Over time, the Agency will further develop the criteria that will be applied to establish monetary penalties based on historical cases. 

Is the compliance history of a railway company a consideration in determining the amount of the AMP?

Compliance history will be taken into consideration by the enforcement officer. Should there be subsequent contraventions of that same LOS arbitration decision, a higher penalty will be imposed for all contraventions identified. To be clear, when considering the compliance history, contraventions of any provision of the LOS arbitration decision will be considered, not just a contravention of the same provision.

Can an enforcement officer’s determination be appealed or reviewed?

The Transportation Appeal Tribunal of Canada (TATC) provides a recourse mechanism to the national transportation sector regarding administrative actions taken by the Minister of Transport and the Canadian Transportation Agency under various pieces of federal transportation legislation. The Tribunal holds Review and Appeal hearings at the request of those affected by these administrative decisions.

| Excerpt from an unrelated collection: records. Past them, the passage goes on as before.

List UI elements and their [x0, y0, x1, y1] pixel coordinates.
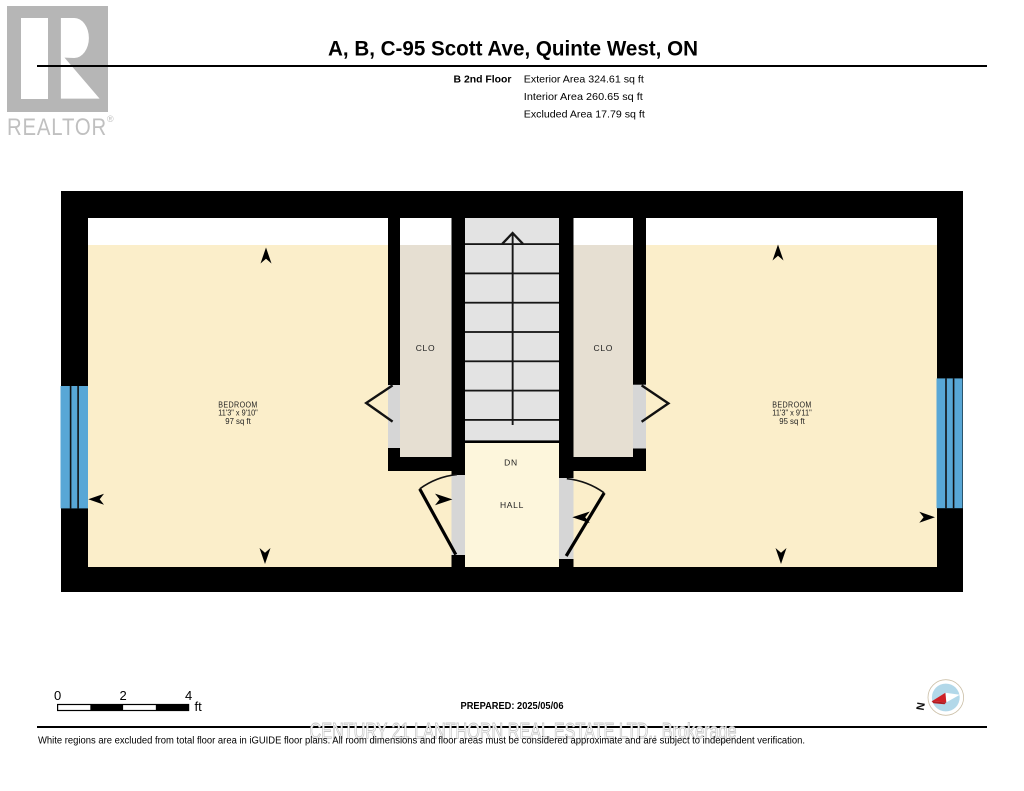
svg-text:White regions are excluded fro: White regions are excluded from total fl…	[38, 736, 805, 747]
svg-text:95 sq ft: 95 sq ft	[779, 417, 805, 426]
svg-text:A, B, C-95 Scott Ave, Quinte W: A, B, C-95 Scott Ave, Quinte West, ON	[328, 37, 698, 61]
svg-text:4: 4	[185, 688, 192, 703]
svg-text:ft: ft	[195, 699, 203, 714]
svg-text:HALL: HALL	[500, 500, 524, 510]
svg-text:Excluded Area 17.79 sq ft: Excluded Area 17.79 sq ft	[524, 109, 645, 121]
svg-text:97 sq ft: 97 sq ft	[225, 417, 251, 426]
svg-text:0: 0	[54, 688, 61, 703]
svg-text:REALTOR: REALTOR	[7, 114, 107, 141]
svg-text:B 2nd Floor: B 2nd Floor	[454, 74, 512, 86]
svg-text:Exterior Area 324.61 sq ft: Exterior Area 324.61 sq ft	[524, 74, 644, 86]
svg-text:CLO: CLO	[594, 343, 614, 353]
svg-text:Interior Area 260.65 sq ft: Interior Area 260.65 sq ft	[524, 91, 643, 103]
svg-text:CLO: CLO	[416, 343, 436, 353]
svg-text:DN: DN	[504, 457, 518, 467]
svg-text:PREPARED: 2025/05/06: PREPARED: 2025/05/06	[461, 701, 564, 712]
svg-text:®: ®	[107, 114, 114, 124]
svg-text:2: 2	[119, 688, 126, 703]
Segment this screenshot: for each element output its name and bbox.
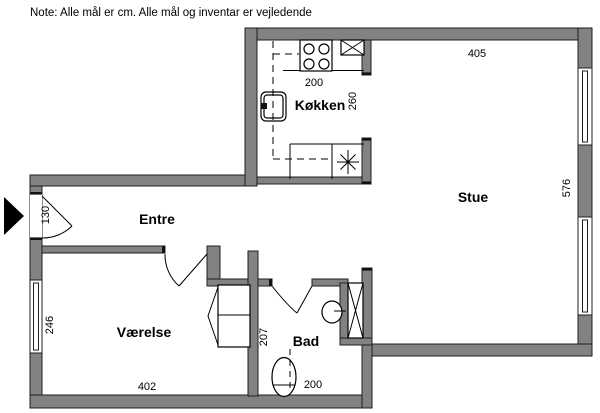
floorplan-drawing: Køkken 200 260 Stue 405 576 Entre 130 Væ… [0, 0, 600, 413]
wall-living-bottom [362, 344, 592, 356]
bedroom-door-leaf [179, 254, 207, 286]
bedroom-door-swing-arc [165, 254, 179, 286]
floorplan-page: Note: Alle mål er cm. Alle mål og invent… [0, 0, 600, 413]
dim-kitchen-depth: 260 [347, 92, 359, 110]
dim-bedroom-width: 402 [138, 381, 156, 393]
dim-living-depth: 576 [561, 179, 573, 197]
room-label-bath: Bad [293, 333, 319, 349]
bath-door-jamb [269, 279, 272, 286]
shower-x-icon [348, 283, 363, 338]
kitchen-opening-jamb-top [362, 72, 371, 75]
room-label-hall: Entre [139, 211, 175, 227]
wall-hall-bottom [42, 246, 165, 253]
dim-bedroom-depth: 246 [44, 316, 56, 334]
window-bedroom [30, 280, 42, 353]
bath-door-swing-arc [272, 286, 297, 313]
room-label-bedroom: Værelse [117, 324, 172, 340]
wall-exterior-top [245, 28, 592, 40]
dim-entry-door: 130 [40, 206, 52, 224]
entry-door-jamb-bottom [30, 237, 42, 240]
hall-opening-jamb-top [362, 181, 371, 184]
wall-hall-top [30, 175, 257, 186]
window-living-upper [578, 68, 592, 145]
entry-door-jamb-top [30, 192, 42, 195]
bath-door-leaf [297, 286, 312, 313]
kitchen-opening-jamb-bottom [362, 138, 371, 141]
stove-4-burners-icon [300, 40, 332, 71]
room-label-kitchen: Køkken [295, 97, 346, 113]
toilet-icon [272, 358, 296, 397]
dim-living-width: 405 [468, 48, 486, 60]
dim-kitchen-width: 200 [305, 77, 323, 89]
wall-kitchen-right-lower [362, 138, 371, 184]
wall-shower-bottom [340, 338, 372, 345]
bedroom-door-jamb [162, 246, 165, 253]
entry-door-swing-arc [42, 226, 72, 238]
bedroom-fixtures [208, 285, 250, 347]
hall-opening-jamb-bottom [362, 268, 372, 271]
window-living-lower [578, 217, 592, 315]
wall-kitchen-left [245, 28, 257, 186]
room-label-living: Stue [458, 189, 489, 205]
wardrobe-icon [208, 285, 250, 347]
asterisk-drain-icon [337, 150, 359, 174]
labels: Køkken 200 260 Stue 405 576 Entre 130 Væ… [40, 48, 573, 393]
dim-bath-depth: 207 [258, 328, 270, 346]
appliance-x-icon [341, 40, 364, 55]
entrance-arrow-icon [4, 197, 24, 235]
wall-exterior-bottom [30, 395, 372, 408]
dim-bath-width: 200 [304, 379, 322, 391]
wall-kitchen-bottom [257, 177, 371, 184]
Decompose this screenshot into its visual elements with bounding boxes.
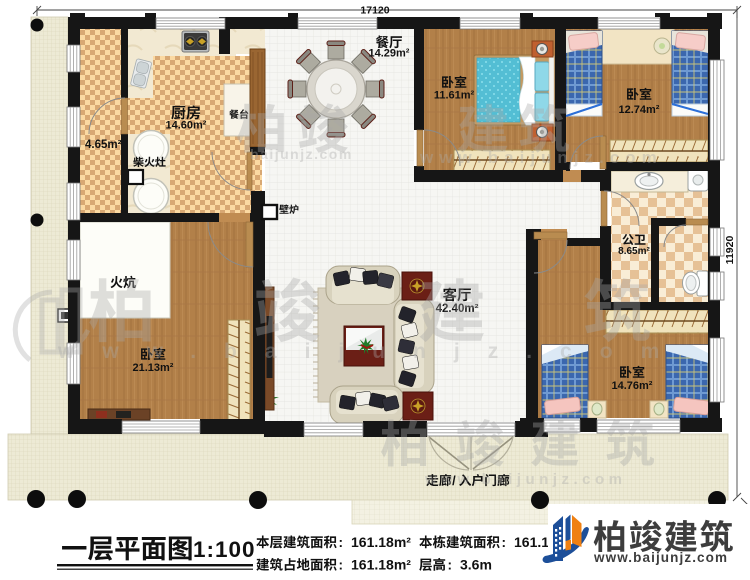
svg-text:11.61m²: 11.61m² xyxy=(434,90,475,102)
svg-text:www.baijunjz.com: www.baijunjz.com xyxy=(419,148,663,167)
svg-text::: : xyxy=(502,535,507,550)
svg-text:12.74m²: 12.74m² xyxy=(619,104,660,116)
svg-text:4.65m²: 4.65m² xyxy=(85,139,122,151)
svg-text:baijunjz.com: baijunjz.com xyxy=(250,146,353,162)
svg-text:8.65m²: 8.65m² xyxy=(618,246,650,257)
svg-text:www.baijunjz.com: www.baijunjz.com xyxy=(57,340,687,363)
svg-text::: : xyxy=(339,558,344,573)
svg-text:3.6m: 3.6m xyxy=(460,557,492,573)
svg-text::: : xyxy=(448,558,453,573)
svg-text:1:100: 1:100 xyxy=(193,537,256,562)
svg-text:11920: 11920 xyxy=(724,236,736,265)
svg-text:21.13m²: 21.13m² xyxy=(133,362,174,374)
svg-text:www.baijunjz.com: www.baijunjz.com xyxy=(424,471,626,488)
svg-text:14.29m²: 14.29m² xyxy=(369,48,410,60)
svg-text::: : xyxy=(339,535,344,550)
svg-text:14.60m²: 14.60m² xyxy=(166,120,207,132)
svg-text:17120: 17120 xyxy=(360,5,389,17)
svg-text:161.18m²: 161.18m² xyxy=(351,557,411,573)
svg-text:161.18m²: 161.18m² xyxy=(351,534,411,550)
svg-text:www.baijunjz.com: www.baijunjz.com xyxy=(593,550,728,565)
svg-text:14.76m²: 14.76m² xyxy=(612,380,653,392)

However, no review is available, from TATC or otherwise, should the enforcement officer determine that there has been no contravention of the LOS arbitration decision obligation.

How will the outcome of an investigation be reported?

If the enforcement officer finds that no violation has been committed by the railway company with respect to the allegations of the shipper, both parties will be informed through informal communication.

If a notice of violation is issued, the Agency will report the outcome of its enforcement action on its Web site (Summary of enforcement actions). This information will be posted as soon as the notice of violation is issued and will be reported in such a way as to preserve the confidentiality of LOS arbitration decision.

The Agency will post the following information:

  • the name of the railway company,
  • the date of the contravention(s),
  • a general statement related to the violated obligation(s), and
  • whether it is under review by the Transportation Appeal Tribunal of Canada.

Due to confidentiality of the LOS arbitration decisions, no information regarding the specific obligation that was contravened or the identity of the shipper will be published.